Intense exercise can curb your appetite, study suggests
Finally, the researchers examined lac-phe in other exercised organisms. They first found it in the blood of racehorses in much higher concentrations after a harder run than before. They then asked eight healthy young adults to exercise three times: once by cycling at a leisurely pace for 90 minutes, another time lifting weights, and a third time sprinting for 30 seconds on a bike. stationary bike. Lac-phe blood levels peak after each type of exercise, but they are highest after sprinting, followed by weight training. Gentle stretching exercises cause the least effect.
In other words, the more intense the exercise, the more lac-phe was produced, and at least in the rats, the lower the appetite.
“The results are fascinating and add a new dimension to our thinking about exercise,” said Richard Palmiter, a professor of biochemistry at the University of Washington in Seattle and an expert in the neurobiology of behavior. fitness and body weight regulation. new research.
“We’ve always known that our current menu of molecules that can regulate appetite and food intake, such as leptin, ghrelin, etc., is incomplete and new signaling/metabolizing molecules.
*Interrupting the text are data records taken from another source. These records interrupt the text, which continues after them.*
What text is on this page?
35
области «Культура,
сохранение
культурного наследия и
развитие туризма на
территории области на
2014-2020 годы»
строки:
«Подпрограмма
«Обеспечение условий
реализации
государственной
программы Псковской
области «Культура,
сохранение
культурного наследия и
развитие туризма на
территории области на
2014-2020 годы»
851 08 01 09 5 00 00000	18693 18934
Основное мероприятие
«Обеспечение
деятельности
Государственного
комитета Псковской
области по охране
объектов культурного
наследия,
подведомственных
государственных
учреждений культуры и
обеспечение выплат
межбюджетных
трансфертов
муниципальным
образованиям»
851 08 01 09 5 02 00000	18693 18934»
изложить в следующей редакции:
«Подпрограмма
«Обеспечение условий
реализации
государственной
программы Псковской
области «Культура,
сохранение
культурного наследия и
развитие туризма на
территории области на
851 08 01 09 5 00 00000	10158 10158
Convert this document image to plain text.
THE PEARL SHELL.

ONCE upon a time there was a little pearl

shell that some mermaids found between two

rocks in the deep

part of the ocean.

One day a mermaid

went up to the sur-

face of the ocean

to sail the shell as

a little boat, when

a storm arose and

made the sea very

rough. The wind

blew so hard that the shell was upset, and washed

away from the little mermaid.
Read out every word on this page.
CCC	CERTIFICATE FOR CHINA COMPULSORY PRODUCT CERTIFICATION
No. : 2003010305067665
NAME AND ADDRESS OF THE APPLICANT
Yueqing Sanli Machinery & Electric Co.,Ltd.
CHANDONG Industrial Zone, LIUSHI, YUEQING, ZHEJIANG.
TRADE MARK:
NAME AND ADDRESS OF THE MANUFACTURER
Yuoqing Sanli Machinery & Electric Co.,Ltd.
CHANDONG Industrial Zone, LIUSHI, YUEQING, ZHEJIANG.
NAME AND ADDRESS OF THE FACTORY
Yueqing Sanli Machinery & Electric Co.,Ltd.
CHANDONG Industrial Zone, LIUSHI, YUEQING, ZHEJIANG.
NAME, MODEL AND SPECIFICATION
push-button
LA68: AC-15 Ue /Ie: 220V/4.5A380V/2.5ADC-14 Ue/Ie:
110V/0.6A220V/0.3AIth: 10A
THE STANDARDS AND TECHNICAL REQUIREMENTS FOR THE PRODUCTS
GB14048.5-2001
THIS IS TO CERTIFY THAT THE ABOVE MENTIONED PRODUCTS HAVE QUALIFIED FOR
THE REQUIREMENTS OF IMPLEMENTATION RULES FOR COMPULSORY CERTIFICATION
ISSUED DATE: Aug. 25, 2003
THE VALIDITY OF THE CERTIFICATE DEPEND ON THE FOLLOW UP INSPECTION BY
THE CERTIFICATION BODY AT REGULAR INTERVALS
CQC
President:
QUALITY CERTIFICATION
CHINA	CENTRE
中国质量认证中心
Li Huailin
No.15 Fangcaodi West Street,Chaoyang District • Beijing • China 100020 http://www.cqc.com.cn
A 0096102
This is a potentially important addition to that list,” said Barry Braun, executive director of the Human Performance Clinical Research Laboratory at Colorado State University at Fort Collins, who studies collectives. exercise and weight control. He was not involved in the new study.
Assuming the process works similarly in humans as it does in mice, the discovery of lac-phe would provide a useful lesson. If we want to avoid getting drunk Jonathan Z. Long, professor of pathology at Stanford University School of Medicine and lead author of the new study, says that after a workout, we may need to increase the intensity of our exercise.
The idea has intuitive and evolutionary implications, he added. “If you’re sprinting from a rhinoceros or some other threat, the autonomic nervous system screams at the brain to stop digestion and any other unnecessary processes.”